Apr 24, 2019 12:04 PM EDT
The Earth is in dire need of help from its inhabitants. With the distraction in the environment is reaching a critical stage, various types of efforts from different corners of the world have been raised and implemented. One of these is a green building rating system called the Leadership in Energy and Environmental Design (LEED ®).
The LEED is a rating system that provides a framework that is now more recommended for projects to create highly-efficient, healthy, and cost-saving green buildings. Obtaining the rating is available for all building types including those of new construction, interior fit-out, and even operation and maintenance.
When the building is awarded a LEED ® certification, the building is globally recognized to have achieved sustainability.
Currently, there are only 15 museums in the United States which have received a LEED Gold ® certification. One of which is just recently awarded to the Speed Art Museum in Louisville, Kentucky.

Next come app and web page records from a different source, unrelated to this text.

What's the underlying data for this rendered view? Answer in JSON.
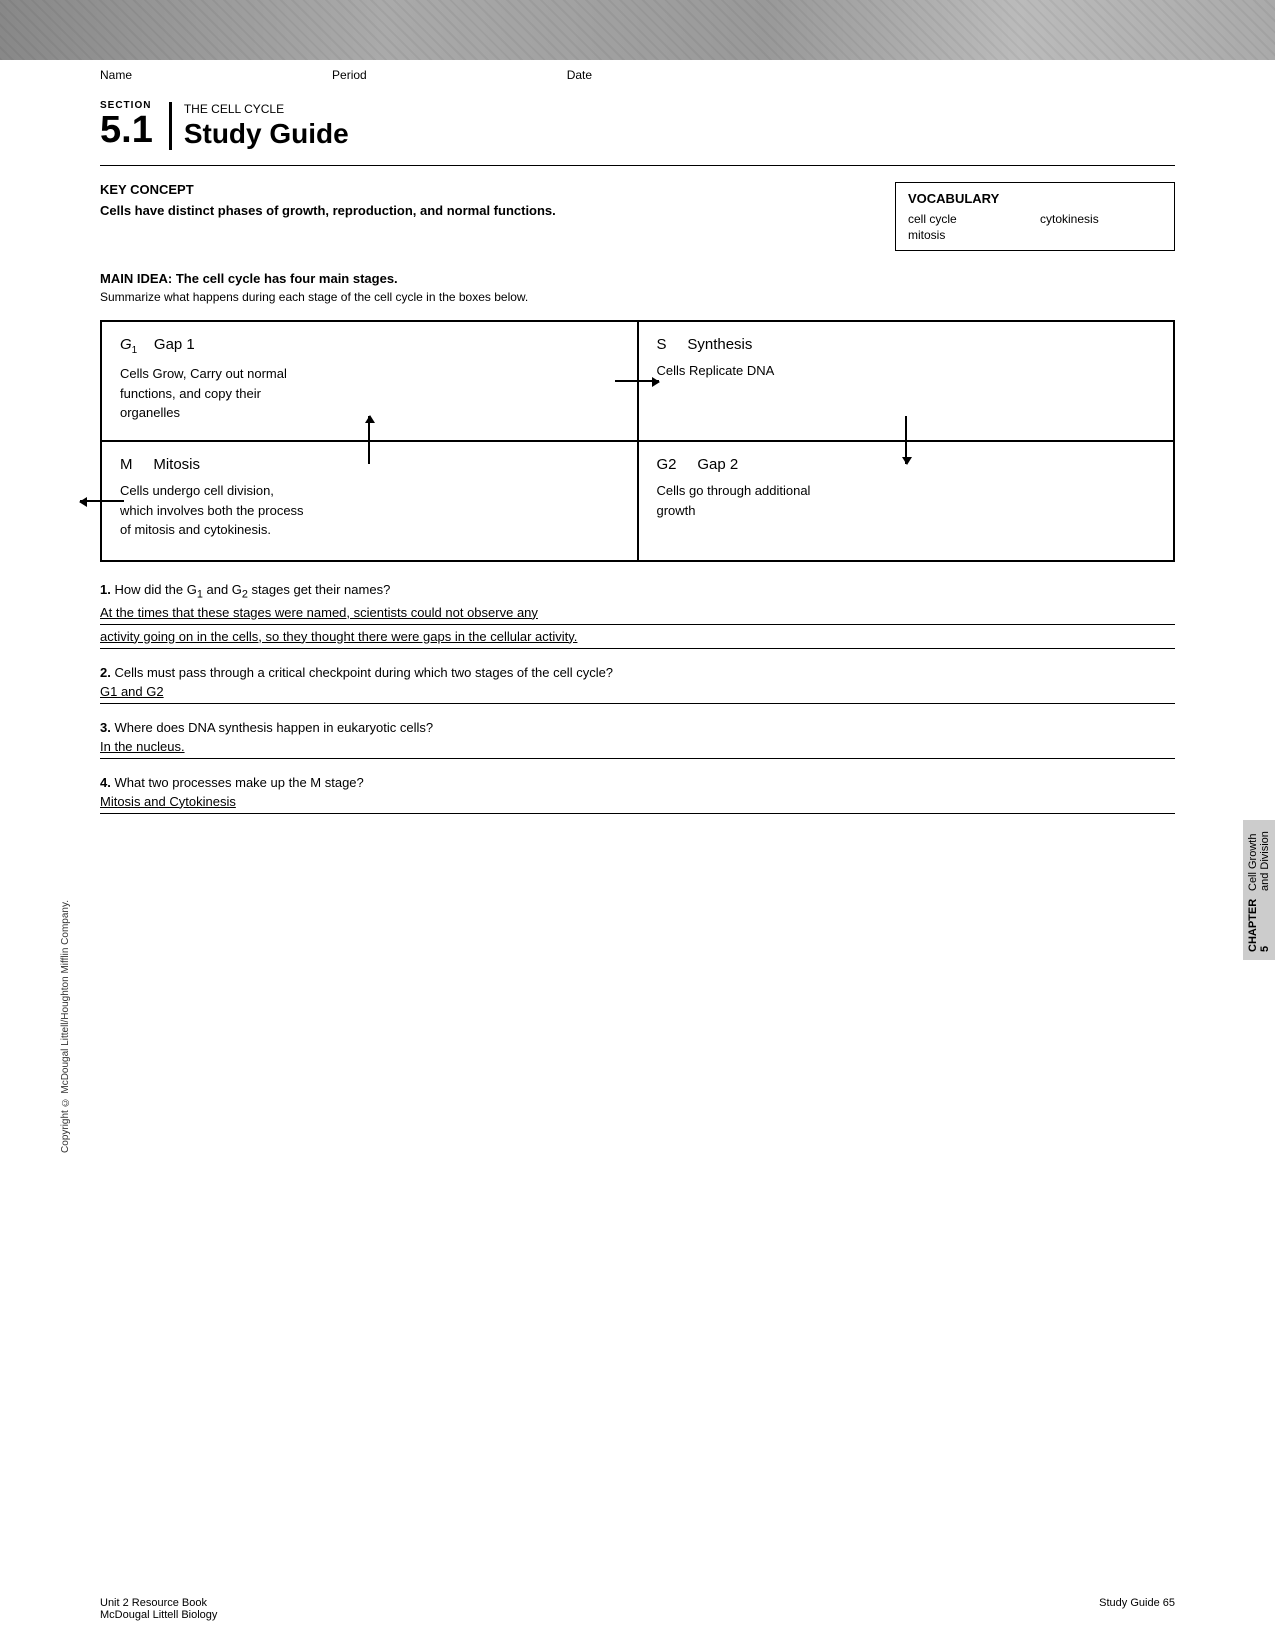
{
  "header": {
    "alt": "Cell biology header image"
  },
  "fields": {
    "name_label": "Name",
    "period_label": "Period",
    "date_label": "Date"
  },
  "section": {
    "label": "SECTION",
    "number": "5.1",
    "subtitle": "THE CELL CYCLE",
    "title": "Study Guide"
  },
  "key_concept": {
    "title": "KEY CONCEPT",
    "text": "Cells have distinct phases of growth, reproduction, and normal functions."
  },
  "vocabulary": {
    "title": "VOCABULARY",
    "terms": [
      "cell cycle",
      "cytokinesis",
      "mitosis",
      ""
    ]
  },
  "main_idea": {
    "label": "MAIN IDEA:",
    "title": "The cell cycle has four main stages.",
    "subtitle": "Summarize what happens during each stage of the cell cycle in the boxes below."
  },
  "diagram": {
    "cells": [
      {
        "id": "g1",
        "letter": "G",
        "subscript": "1",
        "name": "Gap 1",
        "text": "Cells Grow, Carry out normal functions, and copy their organelles"
      },
      {
        "id": "s",
        "letter": "S",
        "subscript": "",
        "name": "Synthesis",
        "text": "Cells Replicate DNA"
      },
      {
        "id": "m",
        "letter": "M",
        "subscript": "",
        "name": "Mitosis",
        "text": "Cells undergo cell division, which involves both the process of mitosis and cytokinesis."
      },
      {
        "id": "g2",
        "letter": "G2",
        "subscript": "",
        "name": "Gap 2",
        "text": "Cells go through additional growth"
      }
    ]
  },
  "questions": [
    {
      "number": "1.",
      "text": "How did the G",
      "text_sub": "1",
      "text_rest": " and G",
      "text_sub2": "2",
      "text_end": " stages get their names?",
      "answer1": "At the times that these stages were named, scientists could not observe any",
      "answer2": "activity going on in the cells, so they thought there were gaps in the cellular activity."
    },
    {
      "number": "2.",
      "text": "Cells must pass through a critical checkpoint during which two stages of the cell cycle?",
      "answer": "G1 and G2"
    },
    {
      "number": "3.",
      "text": "Where does DNA synthesis happen in eukaryotic cells?",
      "answer": "In the nucleus."
    },
    {
      "number": "4.",
      "text": "What two processes make up the M stage?",
      "answer": "Mitosis and Cytokinesis"
    }
  ],
  "footer": {
    "left_line1": "Unit 2 Resource Book",
    "left_line2": "McDougal Littell Biology",
    "right": "Study Guide   65"
  },
  "side_label": {
    "chapter": "CHAPTER 5",
    "text": "Cell Growth and Division"
  },
  "copyright": "Copyright © McDougal Littell/Houghton Mifflin Company."
}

Stephen Reily, the Speed Art Museum director, has stated that other than being the first 21st-century architectural landmark in Louisville, the museum has received yet another honor by achieving the said global certification.
The museum has chosen world-renowned architect Kulapat Yantrasast in designing the new Speed. International recognition and celebration of art sustainability were asked of the architect. Yantrasast delivers both project goals as the LEED Gold ® status was recently awarded to the building.

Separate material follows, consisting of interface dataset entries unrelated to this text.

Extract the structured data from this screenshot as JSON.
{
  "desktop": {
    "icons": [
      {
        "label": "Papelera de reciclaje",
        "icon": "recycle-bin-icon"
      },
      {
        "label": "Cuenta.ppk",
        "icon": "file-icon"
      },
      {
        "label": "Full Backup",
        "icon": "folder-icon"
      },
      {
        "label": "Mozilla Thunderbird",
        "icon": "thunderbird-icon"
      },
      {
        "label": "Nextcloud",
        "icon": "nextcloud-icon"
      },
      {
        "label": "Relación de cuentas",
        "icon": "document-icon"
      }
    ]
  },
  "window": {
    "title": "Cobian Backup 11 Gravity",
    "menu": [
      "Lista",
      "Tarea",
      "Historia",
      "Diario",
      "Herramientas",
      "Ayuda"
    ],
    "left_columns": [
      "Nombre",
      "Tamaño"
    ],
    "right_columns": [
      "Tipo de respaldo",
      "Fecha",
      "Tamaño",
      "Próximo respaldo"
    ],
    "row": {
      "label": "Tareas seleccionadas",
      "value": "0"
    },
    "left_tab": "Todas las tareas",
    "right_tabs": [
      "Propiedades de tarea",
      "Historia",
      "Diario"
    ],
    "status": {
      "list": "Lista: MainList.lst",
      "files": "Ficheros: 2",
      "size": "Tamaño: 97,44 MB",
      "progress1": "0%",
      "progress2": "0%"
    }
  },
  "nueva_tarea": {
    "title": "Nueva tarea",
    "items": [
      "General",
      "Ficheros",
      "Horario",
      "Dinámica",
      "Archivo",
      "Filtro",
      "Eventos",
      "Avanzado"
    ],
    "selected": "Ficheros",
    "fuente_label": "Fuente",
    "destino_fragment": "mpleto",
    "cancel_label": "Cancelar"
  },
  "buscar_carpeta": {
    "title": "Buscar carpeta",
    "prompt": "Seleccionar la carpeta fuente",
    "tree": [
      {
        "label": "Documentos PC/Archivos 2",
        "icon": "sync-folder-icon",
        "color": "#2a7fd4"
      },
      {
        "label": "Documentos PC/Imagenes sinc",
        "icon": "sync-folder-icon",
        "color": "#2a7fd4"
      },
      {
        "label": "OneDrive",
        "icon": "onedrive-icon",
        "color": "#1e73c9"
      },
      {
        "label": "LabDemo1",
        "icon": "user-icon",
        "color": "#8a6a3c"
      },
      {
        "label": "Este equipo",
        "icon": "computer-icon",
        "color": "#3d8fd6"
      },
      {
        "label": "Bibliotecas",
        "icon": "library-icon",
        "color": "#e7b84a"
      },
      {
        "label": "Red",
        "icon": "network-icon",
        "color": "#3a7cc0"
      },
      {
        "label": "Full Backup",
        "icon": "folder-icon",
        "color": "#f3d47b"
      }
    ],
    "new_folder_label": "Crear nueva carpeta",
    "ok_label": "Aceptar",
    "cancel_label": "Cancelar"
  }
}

Aptly, the announcement came from the Speed Art Museum on Earth Day.
The Speed Art Museum has met the goals and requirements that Qualified it's building the rate under a LEED Gold ® certification. Requirements include using a sustainable site, water efficacy, energy and atmosphere, materials and resources, indoor environmental quality, innovation, and regional priority credits.

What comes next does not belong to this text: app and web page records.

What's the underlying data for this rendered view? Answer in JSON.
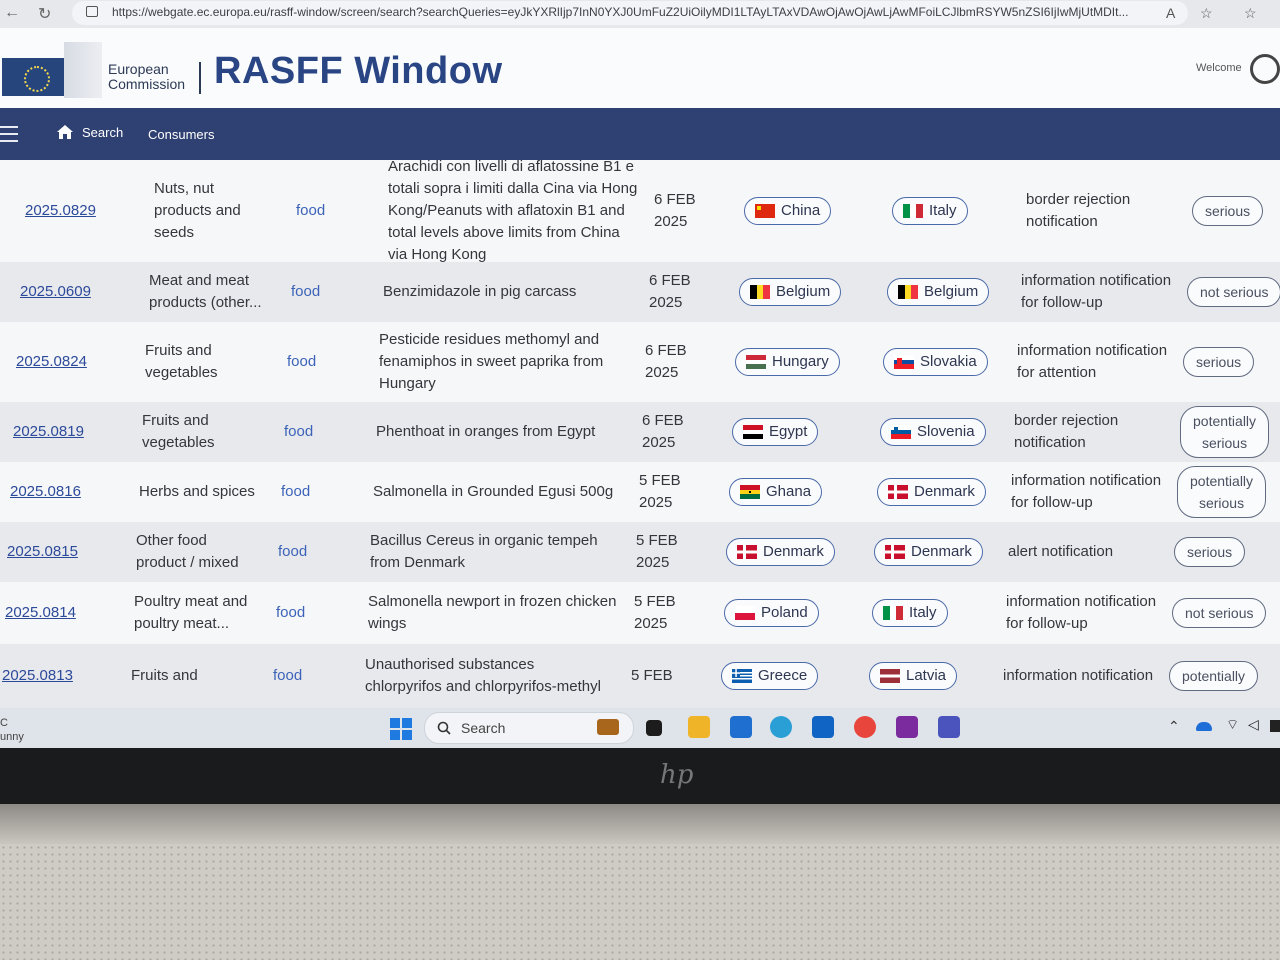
{
  "browser": {
    "url": "https://webgate.ec.europa.eu/rasff-window/screen/search?searchQueries=eyJkYXRlIjp7InN0YXJ0UmFuZ2UiOilyMDI1LTAyLTAxVDAwOjAwOjAwLjAwMFoiLCJlbmRSYW5nZSI6IjIwMjUtMDIt..."
  },
  "header": {
    "org_name_line1": "European",
    "org_name_line2": "Commission",
    "title": "RASFF Window",
    "welcome": "Welcome"
  },
  "nav": {
    "search": "Search",
    "consumers": "Consumers"
  },
  "rows": [
    {
      "reference": "2025.0829",
      "category": [
        "Nuts, nut",
        "products and",
        "seeds"
      ],
      "type": "food",
      "subject": [
        "Arachidi con livelli di aflatossine B1 e",
        "totali sopra i limiti dalla Cina via Hong",
        "Kong/Peanuts with aflatoxin B1 and",
        "total levels above limits from China",
        "via Hong Kong"
      ],
      "date": [
        "6 FEB",
        "2025"
      ],
      "origin": "China",
      "notifying": "Italy",
      "classification": [
        "border rejection",
        "notification"
      ],
      "risk": [
        "serious"
      ]
    },
    {
      "reference": "2025.0609",
      "category": [
        "Meat and meat",
        "products (other..."
      ],
      "type": "food",
      "subject": [
        "Benzimidazole in pig carcass"
      ],
      "date": [
        "6 FEB",
        "2025"
      ],
      "origin": "Belgium",
      "notifying": "Belgium",
      "classification": [
        "information notification",
        "for follow-up"
      ],
      "risk": [
        "not serious"
      ]
    },
    {
      "reference": "2025.0824",
      "category": [
        "Fruits and",
        "vegetables"
      ],
      "type": "food",
      "subject": [
        "Pesticide residues methomyl and",
        "fenamiphos in sweet paprika from",
        "Hungary"
      ],
      "date": [
        "6 FEB",
        "2025"
      ],
      "origin": "Hungary",
      "notifying": "Slovakia",
      "classification": [
        "information notification",
        "for attention"
      ],
      "risk": [
        "serious"
      ]
    },
    {
      "reference": "2025.0819",
      "category": [
        "Fruits and",
        "vegetables"
      ],
      "type": "food",
      "subject": [
        "Phenthoat in oranges from Egypt"
      ],
      "date": [
        "6 FEB",
        "2025"
      ],
      "origin": "Egypt",
      "notifying": "Slovenia",
      "classification": [
        "border rejection",
        "notification"
      ],
      "risk": [
        "potentially",
        "serious"
      ]
    },
    {
      "reference": "2025.0816",
      "category": [
        "Herbs and spices"
      ],
      "type": "food",
      "subject": [
        "Salmonella in Grounded Egusi 500g"
      ],
      "date": [
        "5 FEB",
        "2025"
      ],
      "origin": "Ghana",
      "notifying": "Denmark",
      "classification": [
        "information notification",
        "for follow-up"
      ],
      "risk": [
        "potentially",
        "serious"
      ]
    },
    {
      "reference": "2025.0815",
      "category": [
        "Other food",
        "product / mixed"
      ],
      "type": "food",
      "subject": [
        "Bacillus Cereus in organic tempeh",
        "from Denmark"
      ],
      "date": [
        "5 FEB",
        "2025"
      ],
      "origin": "Denmark",
      "notifying": "Denmark",
      "classification": [
        "alert notification"
      ],
      "risk": [
        "serious"
      ]
    },
    {
      "reference": "2025.0814",
      "category": [
        "Poultry meat and",
        "poultry meat..."
      ],
      "type": "food",
      "subject": [
        "Salmonella newport in frozen chicken",
        "wings"
      ],
      "date": [
        "5 FEB",
        "2025"
      ],
      "origin": "Poland",
      "notifying": "Italy",
      "classification": [
        "information notification",
        "for follow-up"
      ],
      "risk": [
        "not serious"
      ]
    },
    {
      "reference": "2025.0813",
      "category": [
        "Fruits and"
      ],
      "type": "food",
      "subject": [
        "Unauthorised substances",
        "chlorpyrifos and chlorpyrifos-methyl"
      ],
      "date": [
        "5 FEB"
      ],
      "origin": "Greece",
      "notifying": "Latvia",
      "classification": [
        "information notification"
      ],
      "risk": [
        "potentially"
      ]
    }
  ],
  "flags": {
    "China": "cn",
    "Italy": "it",
    "Belgium": "be",
    "Hungary": "hu",
    "Slovakia": "sk",
    "Egypt": "eg",
    "Slovenia": "si",
    "Ghana": "gh",
    "Denmark": "dk",
    "Poland": "pl",
    "Greece": "gr",
    "Latvia": "lv"
  },
  "taskbar": {
    "weather_line1": "C",
    "weather_line2": "unny",
    "search": "Search"
  },
  "laptop": {
    "brand": "hp"
  }
}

The LEED Gold ® certified museum features fritted glass exterior panels which have a unique rain pattern. Each glass panel also has up to 30,000 silver metallic pieces which reflect light. This contributes to protecting the artwork in the museum. Water efficacy is evident in the low-flow fixtures that are specified for the building resulting in lowered building demand in water supply and less wastewater produced. The building and its HVAC system are also designed for optimized energy performance. Points were also earned as regional materials were used to eliminate the need to transport building materials from afar, which means that less fuel was used for the project.
The architect designed the museum to be highly sustainable in every sense including environmental, social, and cultural, connecting people, art, and nature together.